Dans le camp, on nous laisse vivre à notre guise. Si je reste désoeuvré, il me semble que le soleil n’avance pas et le temps me paraît très long. Aussi, chaque jour, je travaille un peu avec les soldats.

Le dimanche, je vais assister à la messe.

Le Père est toujours très heureux de me rencontrer et il me pose de nombreuses questions : « Le travail est-il pénible ? La nourriture est-elle bonne ? T’ont-ils fait des misères ? Ont-ils dit quand tu pourras quitter le camp ? » Le Père se préoccupe de ma situation, comme le ferrait un papa pour ses enfants chéris. Jamais je ne l’oublierai !

Après deux mois passés dans le camp, un soir, vers les six heures, l’officier du camp m’appelle dans son bureau et me dit : « La lettre de ton supérieur est arrivée. Il te demande de partir immédiatement pour Rangoon. » Je suis troublé et je demande avec inquiétude : « Pourquoi dois-je aller à Rangoon ? Allez-vous me livrer aux communistes ? Dites-le moi sans détour ! » Il me répond : « Nous n’allons pas te remettre aux mains des communistes ; mais tu dois aller trouver la personne qui t’attend à Rangoon. »

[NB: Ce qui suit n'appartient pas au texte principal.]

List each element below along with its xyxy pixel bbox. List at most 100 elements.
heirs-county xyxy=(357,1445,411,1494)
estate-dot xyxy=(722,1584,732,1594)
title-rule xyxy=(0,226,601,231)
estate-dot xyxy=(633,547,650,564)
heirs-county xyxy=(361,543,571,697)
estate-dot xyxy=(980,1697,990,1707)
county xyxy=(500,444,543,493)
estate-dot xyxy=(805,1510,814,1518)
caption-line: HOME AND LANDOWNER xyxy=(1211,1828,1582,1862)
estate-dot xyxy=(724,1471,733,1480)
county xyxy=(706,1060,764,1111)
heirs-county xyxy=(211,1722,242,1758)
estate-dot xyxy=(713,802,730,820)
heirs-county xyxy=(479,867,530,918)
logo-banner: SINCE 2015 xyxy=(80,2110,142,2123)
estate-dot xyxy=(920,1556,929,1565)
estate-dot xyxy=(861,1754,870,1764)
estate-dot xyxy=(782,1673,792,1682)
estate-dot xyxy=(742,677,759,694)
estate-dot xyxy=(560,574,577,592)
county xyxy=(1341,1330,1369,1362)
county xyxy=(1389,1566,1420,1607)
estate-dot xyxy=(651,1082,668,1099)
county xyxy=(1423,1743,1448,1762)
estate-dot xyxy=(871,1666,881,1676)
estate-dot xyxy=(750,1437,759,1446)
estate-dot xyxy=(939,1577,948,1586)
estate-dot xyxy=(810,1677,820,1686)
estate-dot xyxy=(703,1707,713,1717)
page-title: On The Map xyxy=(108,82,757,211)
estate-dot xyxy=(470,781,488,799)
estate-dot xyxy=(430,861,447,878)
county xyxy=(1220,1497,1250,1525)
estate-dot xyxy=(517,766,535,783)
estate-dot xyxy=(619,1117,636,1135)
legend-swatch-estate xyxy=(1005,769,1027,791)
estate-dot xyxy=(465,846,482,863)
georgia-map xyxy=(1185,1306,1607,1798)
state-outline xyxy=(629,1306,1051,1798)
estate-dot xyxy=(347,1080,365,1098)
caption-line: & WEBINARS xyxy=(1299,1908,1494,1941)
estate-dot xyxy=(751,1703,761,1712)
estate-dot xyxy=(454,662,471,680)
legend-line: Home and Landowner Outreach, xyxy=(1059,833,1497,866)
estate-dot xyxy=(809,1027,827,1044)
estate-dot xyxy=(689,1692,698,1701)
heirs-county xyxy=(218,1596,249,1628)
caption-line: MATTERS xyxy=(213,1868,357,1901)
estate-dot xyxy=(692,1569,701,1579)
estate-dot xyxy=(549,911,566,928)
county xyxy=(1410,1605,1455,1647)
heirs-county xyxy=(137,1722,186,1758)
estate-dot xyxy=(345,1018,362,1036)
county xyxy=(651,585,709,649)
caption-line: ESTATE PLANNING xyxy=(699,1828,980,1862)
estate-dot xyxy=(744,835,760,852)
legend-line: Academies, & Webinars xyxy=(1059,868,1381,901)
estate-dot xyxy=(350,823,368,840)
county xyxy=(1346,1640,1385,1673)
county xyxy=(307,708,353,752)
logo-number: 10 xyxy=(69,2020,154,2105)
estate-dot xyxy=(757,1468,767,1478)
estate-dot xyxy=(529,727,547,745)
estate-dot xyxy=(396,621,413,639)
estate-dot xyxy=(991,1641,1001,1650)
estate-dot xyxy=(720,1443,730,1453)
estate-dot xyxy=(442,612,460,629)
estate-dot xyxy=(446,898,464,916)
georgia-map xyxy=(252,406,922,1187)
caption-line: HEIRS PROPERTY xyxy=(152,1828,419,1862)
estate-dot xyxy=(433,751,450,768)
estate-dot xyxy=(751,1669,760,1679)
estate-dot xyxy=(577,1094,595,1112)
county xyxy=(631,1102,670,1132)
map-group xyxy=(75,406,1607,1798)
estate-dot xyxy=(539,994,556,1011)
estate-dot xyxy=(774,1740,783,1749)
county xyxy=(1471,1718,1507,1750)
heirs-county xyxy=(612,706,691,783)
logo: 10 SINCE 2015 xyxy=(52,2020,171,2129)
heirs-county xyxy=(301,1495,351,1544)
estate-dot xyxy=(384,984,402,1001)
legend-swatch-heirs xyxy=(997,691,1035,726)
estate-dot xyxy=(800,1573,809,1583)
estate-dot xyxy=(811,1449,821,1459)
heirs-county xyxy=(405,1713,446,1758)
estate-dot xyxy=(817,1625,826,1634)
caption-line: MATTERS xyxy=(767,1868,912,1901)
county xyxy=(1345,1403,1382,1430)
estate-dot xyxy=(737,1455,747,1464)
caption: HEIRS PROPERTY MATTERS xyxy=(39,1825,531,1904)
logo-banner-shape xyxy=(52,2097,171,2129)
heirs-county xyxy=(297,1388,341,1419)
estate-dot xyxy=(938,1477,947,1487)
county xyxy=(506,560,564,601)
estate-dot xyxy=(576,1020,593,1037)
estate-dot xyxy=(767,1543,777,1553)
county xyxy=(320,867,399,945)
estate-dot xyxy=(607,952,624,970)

Je lui dis alors : « Maintenant je vais faire mes adieux au Père et demain je partirai pour Rangoon. » Il me répond : « Le train pour Rangoon part dans une heure. Tu n’as plus assez de temps pour rencontrer le Père. » J’insiste et lui dis que je ne partirai pas sans avoir salué une dernière fois le Père. Alors, le soldat qui devait m’accompagner jusqu’à Rangoon me dit : «Dépêche-toi de préparer tes affaire, si tu désires avoir encore le temps de rencontrer le Père ! » Vite, je ramasse mes affaires et nous partons.

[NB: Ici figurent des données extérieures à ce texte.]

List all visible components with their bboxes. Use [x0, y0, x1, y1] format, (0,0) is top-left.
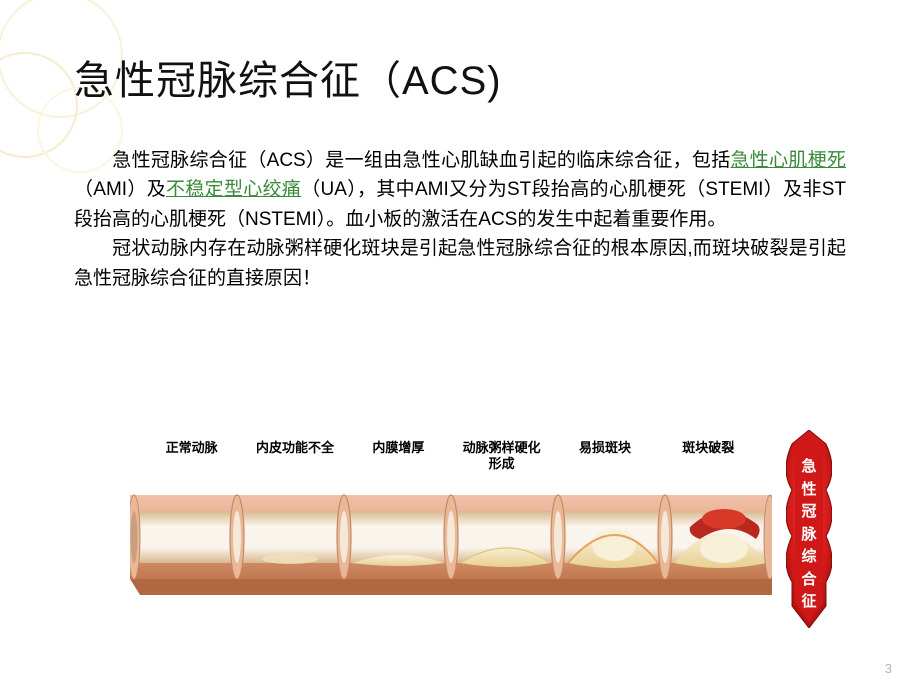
- stage-label-2: 内皮功能不全: [243, 440, 346, 471]
- stage-label-5: 易损斑块: [553, 440, 656, 471]
- stage-label-6: 斑块破裂: [657, 440, 760, 471]
- stage-label-1: 正常动脉: [140, 440, 243, 471]
- link-ami[interactable]: 急性心肌梗死: [731, 150, 846, 171]
- text-run-4: 冠状动脉内存在动脉粥样硬化斑块是引起急性冠脉综合征的根本原因,而斑块破裂是引起急…: [74, 238, 846, 288]
- text-run-2: （AMI）及: [74, 179, 166, 200]
- link-ua[interactable]: 不稳定型心绞痛: [166, 179, 301, 200]
- stage-label-4: 动脉粥样硬化 形成: [450, 440, 553, 471]
- stage-label-3: 内膜增厚: [347, 440, 450, 471]
- artery-illustration: [130, 477, 772, 597]
- acs-banner: 急性冠脉综合征: [786, 430, 832, 628]
- slide-title: 急性冠脉综合征（ACS): [74, 48, 846, 106]
- artery-diagram: 正常动脉 内皮功能不全 内膜增厚 动脉粥样硬化 形成 易损斑块 斑块破裂: [130, 440, 790, 630]
- banner-text: 急性冠脉综合征: [786, 456, 832, 614]
- text-run-1: 急性冠脉综合征（ACS）是一组由急性心肌缺血引起的临床综合征，包括: [112, 150, 731, 171]
- body-text: 急性冠脉综合征（ACS）是一组由急性心肌缺血引起的临床综合征，包括急性心肌梗死 （…: [74, 146, 846, 293]
- page-number: 3: [885, 661, 892, 676]
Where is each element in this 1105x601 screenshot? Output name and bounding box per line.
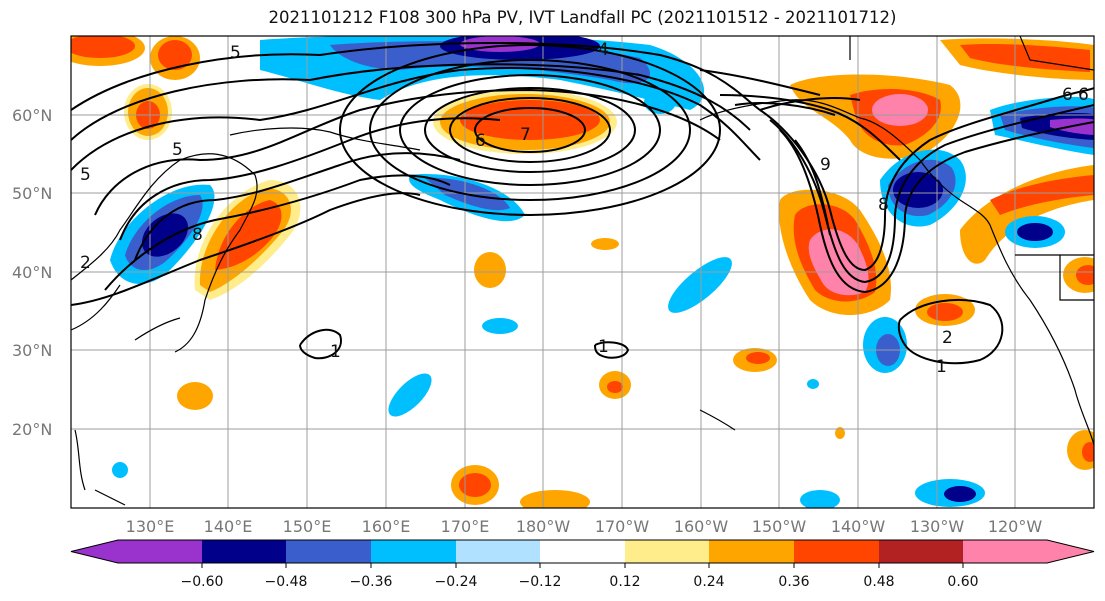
pv-contours-center	[339, 44, 721, 216]
colorbar-extend-left	[71, 540, 202, 563]
lon-label-140e: 140°E	[204, 517, 253, 536]
colorbar-tick-label: −0.24	[435, 574, 478, 590]
colorbar-segment	[540, 540, 625, 563]
lat-label-30n: 30°N	[12, 341, 52, 360]
contour-label-1b: 1	[598, 337, 609, 357]
colorbar-segment	[625, 540, 709, 563]
colorbar-tick-label: −0.36	[350, 574, 393, 590]
colorbar-segment	[286, 540, 371, 563]
contour-label-2: 2	[80, 253, 91, 273]
contour-label-6b: 6	[1062, 85, 1073, 105]
coastlines	[71, 36, 1094, 506]
colorbar-segment	[456, 540, 540, 563]
lon-label-150w: 150°W	[752, 517, 807, 536]
colorbar-segment	[202, 540, 286, 563]
lon-label-170e: 170°E	[441, 517, 490, 536]
colorbar-tick-label: 0.36	[778, 574, 809, 590]
pv-contours-east	[699, 69, 1094, 294]
lat-label-40n: 40°N	[12, 263, 52, 282]
lon-label-150e: 150°E	[283, 517, 332, 536]
colorbar-tick-label: 0.24	[693, 574, 724, 590]
gridlines	[71, 36, 1094, 508]
lon-label-170w: 170°W	[595, 517, 650, 536]
colorbar-tick-label: 0.48	[863, 574, 894, 590]
map-frame	[70, 35, 1095, 509]
lat-label-60n: 60°N	[12, 106, 52, 125]
chart-title: 2021101212 F108 300 hPa PV, IVT Landfall…	[268, 8, 897, 27]
colorbar-outline	[70, 539, 1095, 564]
lon-label-140w: 140°W	[831, 517, 886, 536]
lon-label-160w: 160°W	[674, 517, 729, 536]
contour-label-5c: 5	[80, 165, 91, 185]
colorbar-tick-label: 0.60	[947, 574, 978, 590]
longitude-labels: 130°E 140°E 150°E 160°E 170°E 180°W 170°…	[126, 517, 1043, 536]
colorbar: −0.60 −0.48 −0.36 −0.24 −0.12 0.12 0.24 …	[70, 539, 1095, 590]
contour-label-5a: 5	[230, 43, 241, 63]
colorbar-tick-label: −0.60	[181, 574, 224, 590]
lat-label-20n: 20°N	[12, 420, 52, 439]
contour-label-4: 4	[598, 40, 609, 60]
contour-label-1c: 1	[936, 357, 947, 377]
colorbar-segment	[371, 540, 456, 563]
lon-label-130w: 130°W	[910, 517, 965, 536]
contour-label-8: 8	[192, 225, 203, 245]
lon-label-130e: 130°E	[126, 517, 175, 536]
contour-labels: 5 5 5 4 7 6 2 8 1 1 9 8 6 2 1 6	[80, 40, 1089, 377]
contour-label-6c: 6	[1078, 85, 1089, 105]
colorbar-extend-right	[963, 540, 1094, 563]
colorbar-segment	[709, 540, 794, 563]
latitude-labels: 20°N 30°N 40°N 50°N 60°N	[12, 106, 52, 439]
lon-label-160e: 160°E	[362, 517, 411, 536]
contour-label-5b: 5	[172, 140, 183, 160]
contour-label-6: 6	[475, 131, 486, 151]
lon-label-180w: 180°W	[516, 517, 571, 536]
contour-label-8b: 8	[878, 195, 889, 215]
lon-label-120w: 120°W	[988, 517, 1043, 536]
contour-label-7: 7	[520, 125, 531, 145]
colorbar-tick-label: 0.12	[609, 574, 640, 590]
colorbar-tick-label: −0.12	[519, 574, 562, 590]
contour-label-9: 9	[820, 155, 831, 175]
lat-label-50n: 50°N	[12, 184, 52, 203]
colorbar-tick-label: −0.48	[265, 574, 308, 590]
colorbar-segment	[794, 540, 879, 563]
colorbar-segment	[879, 540, 963, 563]
contour-label-1a: 1	[330, 342, 341, 362]
contour-label-2b: 2	[942, 328, 953, 348]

J’espère passer d’abord saluer le Père, mais nous allons directement à la gare. Lorsque nous y arrivons, le train va bientôt partir et de nombreux voyageurs montent dans les wagons. Nous n’avons plus le temps d’aller rendre visite au Père. Le cœur lourd, je gravis le marchepied. Je suis triste de ne pas avoir la possibilité de rencontrer une dernière fois ce Père qui m’a tellement aidé, lorsque j’étais dans la peine ou en difficultés. Ce Père qui m’a traité comme son propre fils, ce Père que jamais je ne pourrai récompenser adéquatement, je n’ai même pas eu la possibilité de lui faire mes adieux et de lui dire un grand merci.

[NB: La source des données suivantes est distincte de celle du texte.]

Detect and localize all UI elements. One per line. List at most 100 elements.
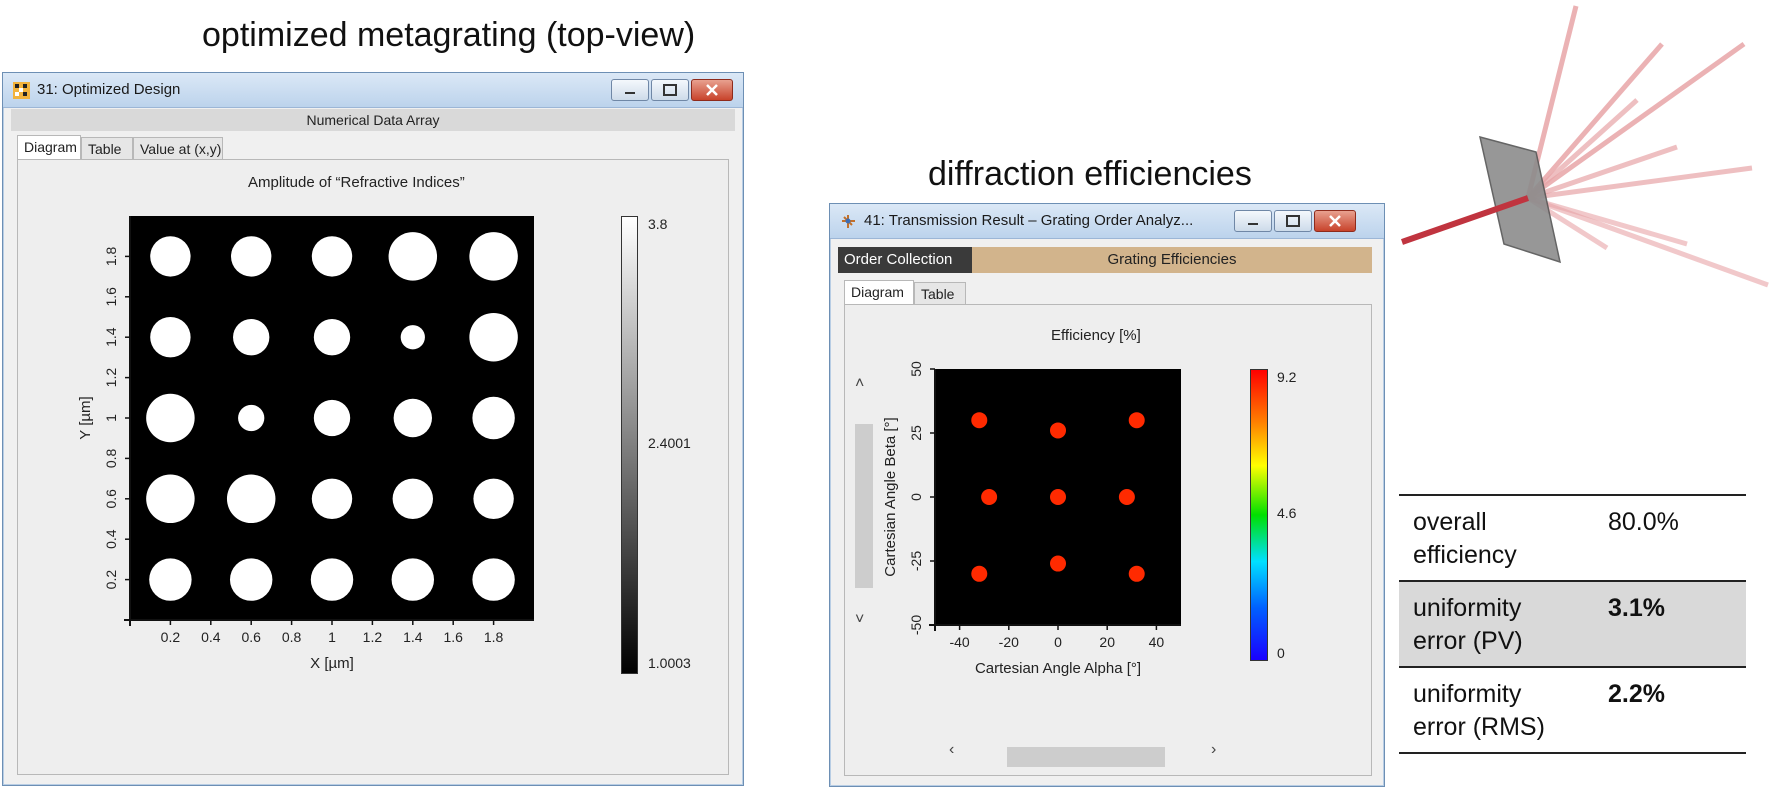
metric-row-efficiency: overall efficiency 80.0% xyxy=(1399,495,1746,581)
pillar xyxy=(388,232,438,281)
y-tick-label: 0.8 xyxy=(103,448,119,468)
subheader: Numerical Data Array xyxy=(11,109,735,131)
metric-label: overall efficiency xyxy=(1413,508,1517,569)
diagram-panel: Amplitude of “Refractive Indices” 0.2 0.4… xyxy=(17,159,729,775)
pillar xyxy=(469,312,518,362)
y-tick-label: 25 xyxy=(908,425,924,441)
x-axis-label: X [µm] xyxy=(310,655,354,672)
plot-title: Amplitude of “Refractive Indices” xyxy=(248,174,465,191)
tab-value-at[interactable]: Value at (x,y) xyxy=(133,137,223,159)
diffraction-order xyxy=(1128,412,1145,429)
colorbar-mid: 4.6 xyxy=(1277,505,1297,521)
maximize-button[interactable] xyxy=(651,79,689,101)
colorbar xyxy=(621,216,638,674)
vertical-scroll-thumb[interactable] xyxy=(855,424,873,588)
y-tick-label: 1.2 xyxy=(103,368,119,388)
maximize-button[interactable] xyxy=(1274,210,1312,232)
tab-table[interactable]: Table xyxy=(81,137,133,159)
pillar xyxy=(310,558,354,601)
plot-title: Efficiency [%] xyxy=(1051,327,1141,344)
minimize-button[interactable] xyxy=(1234,210,1272,232)
colorbar-mid: 2.4001 xyxy=(648,435,691,451)
x-tick-label: 1.8 xyxy=(484,629,504,645)
y-axis-label: Y [µm] xyxy=(77,396,94,439)
close-button[interactable] xyxy=(1314,210,1356,232)
pillar xyxy=(229,558,273,601)
diffraction-order xyxy=(1050,489,1066,505)
scroll-left-icon[interactable]: ‹ xyxy=(949,741,955,758)
diffracted-beams xyxy=(1525,5,1769,288)
metric-value: 2.2% xyxy=(1608,680,1665,708)
pillar xyxy=(469,232,518,281)
scroll-up-icon[interactable]: ˄ xyxy=(855,375,865,392)
horizontal-scroll-thumb[interactable] xyxy=(1007,747,1165,767)
refractive-index-plot[interactable]: 0.2 0.4 0.6 0.8 1 1.2 1.4 1.6 1.8 0.2 0.4 0.6 0.8 1 1.… xyxy=(18,160,728,774)
pillar xyxy=(392,478,433,519)
pillar xyxy=(149,558,192,601)
grating-efficiencies-button[interactable]: Grating Efficiencies xyxy=(972,247,1372,273)
pillar xyxy=(146,474,195,524)
app-icon xyxy=(13,82,30,99)
pillar xyxy=(311,478,353,519)
y-tick-label: 0 xyxy=(908,493,924,501)
order-collection-button[interactable]: Order Collection xyxy=(838,247,972,273)
diffraction-order xyxy=(971,565,988,582)
close-button[interactable] xyxy=(691,79,733,101)
y-tick-label: 1.8 xyxy=(103,246,119,266)
pillar xyxy=(393,398,432,438)
diffraction-order xyxy=(1050,555,1066,572)
y-tick-label: -50 xyxy=(908,615,924,635)
pillar xyxy=(233,319,270,356)
pillar xyxy=(472,396,515,440)
pillar xyxy=(473,478,514,519)
pillar xyxy=(391,558,435,601)
incident-beam xyxy=(1401,195,1529,245)
x-tick-label: 40 xyxy=(1149,634,1165,650)
x-axis-label: Cartesian Angle Alpha [°] xyxy=(975,660,1141,677)
pillar xyxy=(146,393,195,443)
y-tick-label: 1 xyxy=(103,414,119,422)
metric-row-pv: uniformity error (PV) 3.1% xyxy=(1399,581,1746,667)
pillar xyxy=(150,317,191,358)
x-tick-label: 0.4 xyxy=(201,629,221,645)
optimized-design-window: 31: Optimized Design Numerical Data Arra… xyxy=(2,72,744,786)
x-tick-label: -20 xyxy=(999,634,1019,650)
tab-diagram[interactable]: Diagram xyxy=(844,280,914,304)
window-title: 41: Transmission Result – Grating Order … xyxy=(864,212,1194,229)
transmission-result-window: 41: Transmission Result – Grating Order … xyxy=(829,203,1385,787)
pillar xyxy=(238,404,265,432)
x-tick-label: 0.8 xyxy=(282,629,302,645)
colorbar-max: 3.8 xyxy=(648,216,668,232)
y-tick-label: 0.2 xyxy=(103,570,119,590)
metrics-table: overall efficiency 80.0% uniformity erro… xyxy=(1399,494,1746,754)
window-title: 31: Optimized Design xyxy=(37,81,181,98)
heading-diffraction: diffraction efficiencies xyxy=(928,155,1252,193)
diffraction-sketch xyxy=(1401,5,1769,288)
y-axis-label: Cartesian Angle Beta [°] xyxy=(882,417,899,576)
pillar xyxy=(311,236,353,277)
minimize-button[interactable] xyxy=(611,79,649,101)
y-tick-label: 1.4 xyxy=(103,327,119,347)
y-tick-label: -25 xyxy=(908,551,924,571)
x-tick-label: 0.2 xyxy=(161,629,181,645)
diffraction-order xyxy=(1118,489,1135,505)
scroll-right-icon[interactable]: › xyxy=(1211,741,1217,758)
y-tick-label: 50 xyxy=(908,361,924,377)
efficiency-plot[interactable]: -40 -20 0 20 40 50 25 0 -25 -50 Cartesian Angle Al… xyxy=(845,305,1371,775)
heading-metagrating: optimized metagrating (top-view) xyxy=(202,16,696,54)
metric-label: uniformity error (RMS) xyxy=(1413,680,1545,741)
colorbar xyxy=(1250,369,1268,661)
x-tick-label: 1.6 xyxy=(443,629,463,645)
y-tick-label: 0.6 xyxy=(103,489,119,509)
tab-diagram[interactable]: Diagram xyxy=(17,135,81,159)
metric-value: 80.0% xyxy=(1608,508,1679,536)
tab-table[interactable]: Table xyxy=(914,282,966,304)
y-tick-label: 0.4 xyxy=(103,529,119,549)
diffraction-order xyxy=(981,489,998,505)
y-tick-label: 1.6 xyxy=(103,287,119,307)
pillar xyxy=(231,236,272,277)
colorbar-min: 0 xyxy=(1277,645,1285,661)
x-tick-label: 1 xyxy=(328,629,336,645)
scroll-down-icon[interactable]: ˅ xyxy=(855,611,865,628)
diffraction-order xyxy=(971,412,988,429)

Après deux jours de voyage en train, nous arrivons à Rangoon. Un agent du parti nationaliste chinois vient me cueillir à la gare. Parce que mes papiers ne sont pas en ordre, je dois encore passé trois mois à Rangoon, confiné dans une petite chambre. Je ne peux ni aller à l’église, ni assister à la messe, ni rencontrer un Père. Je suis comme emprisonné. Au bout de trois mois, je reçois mon visa d’entrée à Taiwan et m’embarque à destination de Taiwan.

ADIEUX DE BAHANG 1993

Les circonstances qui m’ont poussé à quitter Bahang, mon pays, et les divers événements vécus en cours de route jusqu’à mon arrivée à Taiwan, je les ai soigneusement consignés dans ce récit.